La storia della vocazione di don Patricio Hacin ci ricorda che siamo fatti per le cose grandi.

Dieci anni fa, all’inizio del mio cammino di vocazione, quando sono andato per la prima volta a Città del Messico per visitare il seminario della Fraternità, sapevo che non sarei potuto entrare perché avevo dei problemi con la famiglia: vivevo solo con mia mamma, non potevo lasciarla.

Dopo un paio di giorni, il rettore Julián de La Morena mi porta a visitare il santuario della Madonna di Guadalupe. Mentre ci avviciniamo, percorrendo un lungo viale alberato, cerco le parole per dirgli che non posso entrare in seminario. Improvvisamente, mi dice: «Bene, Patricio, ora devi decidere. Sei dei nostri?». Mentre lui parla, mi sorprende una scritta che compare sul santuario: «Figlio mio, tu che sei il più bello, perché hai paura? Non sono la tua mamma?». Sono le parole che la Madonna ha rivolto a Juan Diego, in quello stesso luogo, alcuni secoli fa. Mentre le leggo, rispondo di getto: «Sì, vengo con voi».

Da quel momento, la mia vita è cambiata completamente. Tornato in Cile, ho subito comunicato la notizia a mia madre e ai miei amici del Movimento. La loro reazione mi ha davvero commosso. Un istante dopo avergli raccontato della mia vocazione e delle mie preoccupazioni, mi hanno risposto: «A tua madre ci pensiamo noi». Gli eventi e i segni che si sono succeduti poi, mi hanno confermato che realmente Dio ha pensato a me e ai miei amici, che si prende cura della mamma! Oggi, per questa carità ricevuta, lei vive della loro amicizia e io sono potuto andare in missione.
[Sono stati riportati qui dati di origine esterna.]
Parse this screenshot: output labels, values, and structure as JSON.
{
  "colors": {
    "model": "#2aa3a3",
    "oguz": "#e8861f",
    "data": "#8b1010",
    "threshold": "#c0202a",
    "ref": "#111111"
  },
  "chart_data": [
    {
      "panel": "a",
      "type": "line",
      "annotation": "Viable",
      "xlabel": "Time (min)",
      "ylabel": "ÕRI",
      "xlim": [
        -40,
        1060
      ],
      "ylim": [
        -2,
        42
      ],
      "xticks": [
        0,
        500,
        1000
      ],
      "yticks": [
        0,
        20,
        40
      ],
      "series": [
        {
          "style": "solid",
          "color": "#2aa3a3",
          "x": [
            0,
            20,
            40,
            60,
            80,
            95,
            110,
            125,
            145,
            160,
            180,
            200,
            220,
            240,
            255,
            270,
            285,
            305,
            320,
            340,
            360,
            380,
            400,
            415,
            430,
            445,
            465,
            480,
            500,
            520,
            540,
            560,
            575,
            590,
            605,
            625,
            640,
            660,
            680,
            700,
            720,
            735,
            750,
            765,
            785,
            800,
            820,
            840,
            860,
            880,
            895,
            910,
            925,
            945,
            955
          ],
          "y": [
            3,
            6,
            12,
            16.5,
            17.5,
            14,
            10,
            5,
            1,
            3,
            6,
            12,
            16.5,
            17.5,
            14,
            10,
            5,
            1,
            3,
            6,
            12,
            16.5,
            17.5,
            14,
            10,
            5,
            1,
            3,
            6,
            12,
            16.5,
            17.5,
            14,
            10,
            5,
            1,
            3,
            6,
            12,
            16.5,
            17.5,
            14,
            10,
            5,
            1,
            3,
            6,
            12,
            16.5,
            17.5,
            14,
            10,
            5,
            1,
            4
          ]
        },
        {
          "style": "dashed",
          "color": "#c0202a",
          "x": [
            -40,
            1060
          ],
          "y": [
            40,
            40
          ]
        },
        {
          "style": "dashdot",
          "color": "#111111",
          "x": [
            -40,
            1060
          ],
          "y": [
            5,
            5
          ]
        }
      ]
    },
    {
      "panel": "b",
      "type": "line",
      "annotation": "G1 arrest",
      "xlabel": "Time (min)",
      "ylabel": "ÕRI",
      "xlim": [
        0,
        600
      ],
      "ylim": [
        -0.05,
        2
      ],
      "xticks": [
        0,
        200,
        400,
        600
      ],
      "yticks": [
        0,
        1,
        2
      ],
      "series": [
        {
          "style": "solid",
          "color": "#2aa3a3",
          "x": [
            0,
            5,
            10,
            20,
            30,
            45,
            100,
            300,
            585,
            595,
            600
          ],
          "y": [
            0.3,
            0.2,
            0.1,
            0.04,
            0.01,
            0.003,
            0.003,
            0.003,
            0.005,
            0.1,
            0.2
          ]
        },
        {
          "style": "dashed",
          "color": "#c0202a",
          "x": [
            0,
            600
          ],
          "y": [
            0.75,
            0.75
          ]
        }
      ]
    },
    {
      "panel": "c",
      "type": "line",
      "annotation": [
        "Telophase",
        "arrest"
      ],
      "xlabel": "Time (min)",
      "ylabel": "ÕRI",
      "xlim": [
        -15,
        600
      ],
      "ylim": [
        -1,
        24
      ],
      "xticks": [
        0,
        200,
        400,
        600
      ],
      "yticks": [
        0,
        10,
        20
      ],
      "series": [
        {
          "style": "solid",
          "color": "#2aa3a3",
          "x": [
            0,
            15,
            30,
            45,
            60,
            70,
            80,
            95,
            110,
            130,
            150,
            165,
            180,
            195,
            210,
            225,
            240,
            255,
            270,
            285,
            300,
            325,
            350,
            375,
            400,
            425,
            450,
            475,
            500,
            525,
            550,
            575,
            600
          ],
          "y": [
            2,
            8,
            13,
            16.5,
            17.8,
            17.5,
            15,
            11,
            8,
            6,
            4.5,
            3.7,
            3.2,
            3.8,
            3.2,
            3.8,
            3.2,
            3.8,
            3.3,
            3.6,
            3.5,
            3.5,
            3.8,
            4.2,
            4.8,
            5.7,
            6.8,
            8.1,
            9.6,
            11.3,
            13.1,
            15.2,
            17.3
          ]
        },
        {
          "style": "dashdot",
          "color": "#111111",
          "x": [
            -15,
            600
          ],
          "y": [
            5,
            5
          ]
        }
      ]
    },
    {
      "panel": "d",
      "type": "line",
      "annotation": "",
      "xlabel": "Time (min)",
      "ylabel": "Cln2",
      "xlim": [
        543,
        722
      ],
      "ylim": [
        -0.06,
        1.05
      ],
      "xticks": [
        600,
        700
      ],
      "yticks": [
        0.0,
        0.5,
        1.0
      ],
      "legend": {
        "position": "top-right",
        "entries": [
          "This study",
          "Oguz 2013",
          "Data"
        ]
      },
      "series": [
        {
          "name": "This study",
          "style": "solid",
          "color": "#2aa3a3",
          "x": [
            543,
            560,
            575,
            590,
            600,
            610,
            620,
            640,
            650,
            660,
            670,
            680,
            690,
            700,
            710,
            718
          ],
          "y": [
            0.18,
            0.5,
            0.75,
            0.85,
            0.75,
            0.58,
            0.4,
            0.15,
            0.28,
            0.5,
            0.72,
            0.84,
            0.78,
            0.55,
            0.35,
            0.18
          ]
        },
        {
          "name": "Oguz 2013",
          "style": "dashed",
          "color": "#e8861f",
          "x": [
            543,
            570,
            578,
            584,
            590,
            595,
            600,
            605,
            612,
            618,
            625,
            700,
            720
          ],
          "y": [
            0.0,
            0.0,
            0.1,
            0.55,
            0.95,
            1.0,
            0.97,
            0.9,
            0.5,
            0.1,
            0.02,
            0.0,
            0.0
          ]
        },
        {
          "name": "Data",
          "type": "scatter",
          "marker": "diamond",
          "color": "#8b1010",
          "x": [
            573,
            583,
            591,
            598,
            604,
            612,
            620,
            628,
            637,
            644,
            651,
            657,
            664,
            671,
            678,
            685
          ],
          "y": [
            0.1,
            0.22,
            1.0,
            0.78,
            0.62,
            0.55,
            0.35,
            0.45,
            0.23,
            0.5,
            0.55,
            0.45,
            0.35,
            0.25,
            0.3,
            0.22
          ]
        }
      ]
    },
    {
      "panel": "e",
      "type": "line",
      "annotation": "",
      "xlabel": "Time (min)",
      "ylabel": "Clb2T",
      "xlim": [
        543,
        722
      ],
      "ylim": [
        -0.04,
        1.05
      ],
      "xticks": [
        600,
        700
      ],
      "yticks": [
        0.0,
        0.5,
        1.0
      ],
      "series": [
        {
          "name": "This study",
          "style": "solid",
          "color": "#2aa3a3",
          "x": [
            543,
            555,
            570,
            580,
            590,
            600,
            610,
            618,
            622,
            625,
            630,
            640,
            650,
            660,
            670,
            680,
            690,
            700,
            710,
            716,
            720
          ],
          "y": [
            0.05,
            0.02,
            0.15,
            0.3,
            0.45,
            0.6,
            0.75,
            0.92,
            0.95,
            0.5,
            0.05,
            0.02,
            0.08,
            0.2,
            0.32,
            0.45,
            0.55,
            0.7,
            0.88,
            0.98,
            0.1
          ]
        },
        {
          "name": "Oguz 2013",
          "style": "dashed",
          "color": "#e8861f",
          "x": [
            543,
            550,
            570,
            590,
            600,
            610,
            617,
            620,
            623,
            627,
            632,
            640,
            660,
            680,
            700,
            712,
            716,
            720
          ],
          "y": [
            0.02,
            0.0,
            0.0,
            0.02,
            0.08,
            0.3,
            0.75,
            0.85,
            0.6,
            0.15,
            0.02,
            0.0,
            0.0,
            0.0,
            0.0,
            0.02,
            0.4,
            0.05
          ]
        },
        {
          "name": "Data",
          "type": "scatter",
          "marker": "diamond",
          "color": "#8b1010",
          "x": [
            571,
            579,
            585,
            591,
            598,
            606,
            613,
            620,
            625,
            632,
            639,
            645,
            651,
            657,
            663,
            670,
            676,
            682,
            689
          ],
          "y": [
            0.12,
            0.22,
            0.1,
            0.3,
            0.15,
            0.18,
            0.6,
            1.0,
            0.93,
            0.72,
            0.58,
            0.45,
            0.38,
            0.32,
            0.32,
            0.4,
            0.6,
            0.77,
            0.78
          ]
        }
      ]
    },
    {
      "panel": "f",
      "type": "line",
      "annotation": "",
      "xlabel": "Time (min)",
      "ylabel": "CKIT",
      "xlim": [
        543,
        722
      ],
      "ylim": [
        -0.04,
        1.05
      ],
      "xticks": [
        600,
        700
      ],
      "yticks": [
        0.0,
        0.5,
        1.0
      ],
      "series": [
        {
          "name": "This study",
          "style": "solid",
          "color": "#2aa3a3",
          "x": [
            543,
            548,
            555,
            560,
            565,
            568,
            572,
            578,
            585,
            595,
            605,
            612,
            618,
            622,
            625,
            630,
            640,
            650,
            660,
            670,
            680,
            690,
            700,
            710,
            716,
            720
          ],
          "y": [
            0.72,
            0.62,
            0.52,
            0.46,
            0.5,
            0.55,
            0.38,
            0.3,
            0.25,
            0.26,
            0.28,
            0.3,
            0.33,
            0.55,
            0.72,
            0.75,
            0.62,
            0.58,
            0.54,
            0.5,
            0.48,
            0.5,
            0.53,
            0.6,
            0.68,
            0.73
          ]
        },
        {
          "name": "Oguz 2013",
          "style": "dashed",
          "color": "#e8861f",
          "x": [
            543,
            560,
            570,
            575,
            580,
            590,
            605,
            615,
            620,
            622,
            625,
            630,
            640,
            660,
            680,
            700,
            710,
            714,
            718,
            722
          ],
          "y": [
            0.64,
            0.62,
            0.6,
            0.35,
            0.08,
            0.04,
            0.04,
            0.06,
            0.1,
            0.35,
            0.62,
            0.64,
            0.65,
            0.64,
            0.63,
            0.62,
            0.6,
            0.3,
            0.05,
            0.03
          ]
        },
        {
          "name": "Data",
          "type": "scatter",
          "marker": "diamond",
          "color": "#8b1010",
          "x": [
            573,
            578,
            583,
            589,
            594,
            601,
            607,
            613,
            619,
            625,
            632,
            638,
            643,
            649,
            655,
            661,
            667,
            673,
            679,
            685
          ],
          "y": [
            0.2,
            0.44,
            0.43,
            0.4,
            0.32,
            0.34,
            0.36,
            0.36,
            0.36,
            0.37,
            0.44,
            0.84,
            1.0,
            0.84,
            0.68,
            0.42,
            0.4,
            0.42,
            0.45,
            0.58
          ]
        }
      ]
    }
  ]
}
La mia vita è segnata da tanti episodi pieni di significato come questo. Ero lontanissimo dalla Chiesa, eppure Dio è venuto a cercarmi, infimo come sono, e mi ha voluto perché fossi io a celebrare la messa, a prenderLo tra le mani, a dire: «Il Corpo di Cristo». Da quel giorno a Guadalupe, ho fatto tanti viaggi, passando in poco tempo attraverso cinque Paesi diversi: ho vissuto tre anni in Messico, quindi tre anni a Roma per il seminario, sono tornato in Messico per la missione, poi negli Stati Uniti, di nuovo in Cile e ora a Madrid! Ho affrontato tante difficoltà e ho scoperto che a Dio piace nascondersi negli ostacoli che incontro sulla strada, nelle differenze dei fratelli con cui vivo, nelle obiezioni delle persone che tutti i giorni ritrovo. E questo, secondo me, è il cuore del Natale: Lui si avvicina a noi ma rimane comunque un’altra cosa. E noi possiamo vivere di questa differenza, perché percepiamo che Dio si manifesta con un volto d’uomo e che quel volto rimane un mistero. Questa diversità è lo spazio che Lui ci dona perché possiamo dire un sì libero e diventare sempre più suoi.